Failure of metal radial head replacement
Abstract
There is little information available at present regarding the mechanisms of failure of modern metallic radial head implants. Between 1998 and 2008, 44 consecutive patients (47 elbows) underwent removal of a failed metallic radial head replacement. In 13 patients (13 elbows) the initial operation had been undertaken within one week of a fracture of the radial head, at one to six weeks in seven patients (seven elbows) and more than six weeks (mean of 2.5 years (2 to 65 months)) in 22 patients (25 elbows). In the remaining two elbows the replacement was inserted for non-traumatic reasons. The most common indication for further surgery was painful loosening (31 elbows). Revision was undertaken for stiffness in 18 elbows, instability in nine, and deep infection in two. There were signs of over-lengthening of the radius in 11 elbows. Degenerative changes were found in all but one. Only three loose implants had been fixed with cement. Instability was not identified in any of the bipolar implants.
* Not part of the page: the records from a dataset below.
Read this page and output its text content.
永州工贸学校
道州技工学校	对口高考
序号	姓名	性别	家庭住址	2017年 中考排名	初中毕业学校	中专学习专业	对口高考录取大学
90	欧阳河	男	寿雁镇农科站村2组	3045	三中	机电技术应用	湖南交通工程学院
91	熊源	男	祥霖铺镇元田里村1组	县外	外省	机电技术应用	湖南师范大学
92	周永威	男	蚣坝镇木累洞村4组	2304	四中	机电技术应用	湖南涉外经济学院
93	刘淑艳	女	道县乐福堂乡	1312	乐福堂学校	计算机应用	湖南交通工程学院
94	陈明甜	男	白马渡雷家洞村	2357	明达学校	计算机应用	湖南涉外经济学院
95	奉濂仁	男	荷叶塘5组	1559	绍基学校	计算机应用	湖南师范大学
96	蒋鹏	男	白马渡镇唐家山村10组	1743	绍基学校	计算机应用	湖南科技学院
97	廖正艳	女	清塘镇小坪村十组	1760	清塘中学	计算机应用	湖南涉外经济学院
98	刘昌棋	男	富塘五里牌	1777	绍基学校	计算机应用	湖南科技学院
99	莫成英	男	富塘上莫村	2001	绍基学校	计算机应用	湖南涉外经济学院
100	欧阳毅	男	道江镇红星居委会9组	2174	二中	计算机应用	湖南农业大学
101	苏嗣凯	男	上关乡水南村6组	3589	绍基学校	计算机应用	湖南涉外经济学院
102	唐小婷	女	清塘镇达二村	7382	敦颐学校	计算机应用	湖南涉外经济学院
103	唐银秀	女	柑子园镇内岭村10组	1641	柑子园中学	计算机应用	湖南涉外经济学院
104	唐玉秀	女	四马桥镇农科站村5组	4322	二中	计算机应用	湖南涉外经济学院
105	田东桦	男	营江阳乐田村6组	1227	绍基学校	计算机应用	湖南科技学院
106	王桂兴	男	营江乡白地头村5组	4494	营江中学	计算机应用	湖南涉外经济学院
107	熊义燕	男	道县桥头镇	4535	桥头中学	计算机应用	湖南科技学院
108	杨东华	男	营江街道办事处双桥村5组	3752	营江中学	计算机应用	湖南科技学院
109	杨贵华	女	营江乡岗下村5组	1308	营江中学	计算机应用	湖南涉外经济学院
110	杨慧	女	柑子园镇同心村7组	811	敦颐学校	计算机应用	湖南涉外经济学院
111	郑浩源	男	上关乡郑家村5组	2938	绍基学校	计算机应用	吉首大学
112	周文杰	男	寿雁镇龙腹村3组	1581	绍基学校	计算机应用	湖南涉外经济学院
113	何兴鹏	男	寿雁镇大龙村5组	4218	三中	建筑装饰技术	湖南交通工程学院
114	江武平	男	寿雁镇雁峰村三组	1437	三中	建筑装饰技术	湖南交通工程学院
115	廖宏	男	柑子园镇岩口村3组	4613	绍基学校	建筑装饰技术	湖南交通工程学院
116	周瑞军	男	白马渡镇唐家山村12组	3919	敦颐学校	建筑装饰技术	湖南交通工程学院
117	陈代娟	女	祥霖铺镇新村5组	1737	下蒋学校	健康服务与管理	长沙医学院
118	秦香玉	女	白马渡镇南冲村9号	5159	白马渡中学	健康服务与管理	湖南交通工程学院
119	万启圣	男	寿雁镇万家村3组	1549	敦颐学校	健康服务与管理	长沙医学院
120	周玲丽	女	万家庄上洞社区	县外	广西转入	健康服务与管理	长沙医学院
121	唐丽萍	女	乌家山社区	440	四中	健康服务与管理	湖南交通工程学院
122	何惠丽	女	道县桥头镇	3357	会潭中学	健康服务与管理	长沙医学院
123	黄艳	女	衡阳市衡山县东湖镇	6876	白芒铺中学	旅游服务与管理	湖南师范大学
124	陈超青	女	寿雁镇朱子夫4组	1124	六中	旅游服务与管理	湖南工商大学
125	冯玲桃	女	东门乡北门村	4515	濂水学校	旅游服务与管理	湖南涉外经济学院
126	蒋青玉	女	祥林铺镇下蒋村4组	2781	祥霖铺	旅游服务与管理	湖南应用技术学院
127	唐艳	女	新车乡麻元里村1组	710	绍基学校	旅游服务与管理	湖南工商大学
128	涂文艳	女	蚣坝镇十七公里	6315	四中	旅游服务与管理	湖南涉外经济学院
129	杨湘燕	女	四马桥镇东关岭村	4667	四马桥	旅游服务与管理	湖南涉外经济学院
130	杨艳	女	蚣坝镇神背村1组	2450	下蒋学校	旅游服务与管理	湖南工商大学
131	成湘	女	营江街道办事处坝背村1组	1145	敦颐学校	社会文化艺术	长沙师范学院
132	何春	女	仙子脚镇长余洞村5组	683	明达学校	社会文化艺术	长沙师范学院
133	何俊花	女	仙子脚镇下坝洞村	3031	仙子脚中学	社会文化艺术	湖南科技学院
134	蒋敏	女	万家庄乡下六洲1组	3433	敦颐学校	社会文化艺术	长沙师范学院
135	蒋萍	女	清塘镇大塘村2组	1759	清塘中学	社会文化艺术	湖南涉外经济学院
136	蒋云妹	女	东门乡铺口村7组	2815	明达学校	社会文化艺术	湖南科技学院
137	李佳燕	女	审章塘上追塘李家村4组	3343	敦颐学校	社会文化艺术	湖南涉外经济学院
Replacement of the head of the radius may be used to treat fractures which cannot be reconstructed. The radial head acts as a stabiliser of the elbow in valgus1 and rotation.2 In the presence of other lesions, commonly associated with fractures of the radial head,3–5 replacement arthroplasty can contribute substantially to the stability of the elbow and forearm. Replacement has been shown to be superior to open reduction and internal fixation when the head is fractured into more than three displaced fragments.6,7 Replacement prostheses may also be used in chronic conditions,8,9 including nonunion, malunion, post-traumatic osteoarthritis, and when symptoms arise following previous resection of the head.
Most reports oof replacements are in the short- or medium-term,9–13 and there are very few long-term follow-up studies.14 Failure of replacement leading to revision surgery is mentioned in several studies, but the specific mechanisms of failure and the results of re-operation are currently unknown. The aim of this study was to examine the mechanism of failure requiring revision surgery, and to document the findings at the time of re-operation.
Patients and Methods
Following approval of the institutional review board, a joint registry database search was set up to identify all patients who had a radial head replacement, or removal or revision of a replacement, at our institution between 1998 and 2008. Patients who had a failed silastic prosthesis or failure of a radial head component as part of a total elbow or radiocapitellar arthroplasty were excluded from the study. A total of 47 radial head replacements (44 patients) which had been removed for various reasons were identified and formed the basis of this study. There were 25 males and 19 females and the mean age at the time of the initial operation was 48 years (16 to 70). The dominant arm was involved in 28 patients. The most common indication for the initial operation was a fracture of the radial head in 42 patients (45 elbows). The indication was rheumatoid arthritis in one patient (one elbow), and osteoarthritis with a previous radial head resection one year earlier in one patient (one elbow). A second revision to a metal prosthesis, was performed in three patients (three elbows) due to loosening of the index prosthesis.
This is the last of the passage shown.